Ah, the horrors of good intentions! I read London Falling back in mid-July, and wanted to take some time to write carefully about it -- so I set it aside to review "a little later." That never works, but I keep trying -- this time for sure! So I'm left, almost six months later, with an excellent novel I read too long ago to say anything clear or coherent about. But let's see if I can jog my memory at all...

This is urban fantasy -- meaning that it's set in the modern world, full of steel and computers and capitalism and complex societies, not that it's about a tough chick in tight pants and the seventeen gorgeous supernatural men who lust after her. The place is London, the time is now, and if London Falling was originally plotted as the pilot script for a TV show that was never made, well, that's not really a concern.
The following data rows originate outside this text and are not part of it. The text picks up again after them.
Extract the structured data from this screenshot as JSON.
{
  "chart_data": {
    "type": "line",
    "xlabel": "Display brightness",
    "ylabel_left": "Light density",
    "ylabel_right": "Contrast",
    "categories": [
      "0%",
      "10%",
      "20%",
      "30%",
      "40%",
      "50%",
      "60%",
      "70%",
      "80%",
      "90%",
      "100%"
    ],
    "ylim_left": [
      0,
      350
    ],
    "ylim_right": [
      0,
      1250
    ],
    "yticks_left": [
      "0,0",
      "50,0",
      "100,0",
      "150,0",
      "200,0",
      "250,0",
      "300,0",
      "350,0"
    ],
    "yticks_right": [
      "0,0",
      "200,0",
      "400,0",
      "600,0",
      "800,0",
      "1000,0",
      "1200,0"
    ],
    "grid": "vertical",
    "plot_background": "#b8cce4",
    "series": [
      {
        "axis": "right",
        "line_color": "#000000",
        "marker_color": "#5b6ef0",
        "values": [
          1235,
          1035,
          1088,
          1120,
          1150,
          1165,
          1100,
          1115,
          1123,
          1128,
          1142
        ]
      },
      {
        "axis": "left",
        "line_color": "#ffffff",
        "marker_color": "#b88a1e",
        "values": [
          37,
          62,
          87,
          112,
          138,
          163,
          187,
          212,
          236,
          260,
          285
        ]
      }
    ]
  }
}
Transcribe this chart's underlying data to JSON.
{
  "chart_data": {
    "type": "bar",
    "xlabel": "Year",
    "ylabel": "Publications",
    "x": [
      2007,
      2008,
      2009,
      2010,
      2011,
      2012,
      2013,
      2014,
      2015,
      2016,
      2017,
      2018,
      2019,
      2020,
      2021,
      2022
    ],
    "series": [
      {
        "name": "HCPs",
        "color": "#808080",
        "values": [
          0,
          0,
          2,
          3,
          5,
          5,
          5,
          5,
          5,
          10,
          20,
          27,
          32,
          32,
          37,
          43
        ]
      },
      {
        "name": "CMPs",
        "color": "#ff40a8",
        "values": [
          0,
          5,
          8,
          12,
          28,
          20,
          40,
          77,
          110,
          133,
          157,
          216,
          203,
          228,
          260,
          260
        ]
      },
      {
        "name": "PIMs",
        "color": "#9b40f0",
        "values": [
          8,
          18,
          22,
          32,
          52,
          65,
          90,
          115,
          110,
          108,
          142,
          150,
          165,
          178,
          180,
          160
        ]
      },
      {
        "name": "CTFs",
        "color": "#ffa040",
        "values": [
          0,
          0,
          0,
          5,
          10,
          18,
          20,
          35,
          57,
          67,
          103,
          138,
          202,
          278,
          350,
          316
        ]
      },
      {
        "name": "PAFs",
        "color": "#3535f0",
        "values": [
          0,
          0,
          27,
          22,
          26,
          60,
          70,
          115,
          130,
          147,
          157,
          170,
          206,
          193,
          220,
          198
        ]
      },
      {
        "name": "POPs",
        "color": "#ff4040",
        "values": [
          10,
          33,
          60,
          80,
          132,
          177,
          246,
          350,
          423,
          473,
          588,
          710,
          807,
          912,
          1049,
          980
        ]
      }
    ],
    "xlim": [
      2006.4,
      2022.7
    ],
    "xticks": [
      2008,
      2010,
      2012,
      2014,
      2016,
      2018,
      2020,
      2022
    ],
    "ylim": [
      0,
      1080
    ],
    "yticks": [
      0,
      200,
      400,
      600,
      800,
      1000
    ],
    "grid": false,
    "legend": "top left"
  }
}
It's a police procedural, in the direct tough line from Prime Suspect, set in that tough, nasty, gritty London that was once called the Big Smoke.

And the characters are from that tradition and that world: two undercover policemen, at the end of a long and stress-filled and unrewarding stint in the camp of a gangster whose major crimes all seemed to be done away from his gang; their controller, frustrated and angry and sure at least one of them have turned to the other team; and the female back-office support agent who worked for all of them. All of them are specific people with quirks and foibles, though those quirks and foibles also have clear, actorly hooks that could easily turn into an arc of the series this probably will never be.

And the four of them are involved in an event -- at the end of that long undercover assignment, when the higher-ups finally lost patience and decided to grab whatever evidence they can and end it all -- that turns London Falling from the gritty procedural of the first fifty pages into the urban fantasy that every reader is expecting. They get the Sight; the learn the secret of the world; they are initiated into a world that they never thought could exist.

More importantly, they stay cops. They know that they have a job to do -- and the fact that only they can see that job, and only they can do that job, and only they know that job even needs to be done...that doesn't matter. Since my biggest complaint about urban fantasy is the casual attitude towards vigilantism and mob violence in that subgenre -- that it's a field full of protagonists who have to casually commit murder, because they're special and always right -- London Falling is perfectly calculated to appeal to me: these people are supposed to take care of these problems.

This could easily be the beginning of a series, and I hope it is: the characters and world are rich and engrossing, with depths and specifics Cornell only has room to hint at in this novel. And there will definitely be more problems in this London, more things that only these four cops can see and fight and stop. So they had better be back.

Book-A-Day 2014 Introduction and Index

1 comment:

-dsr- said...

_The Severed Streets_ is rumored to be out in February.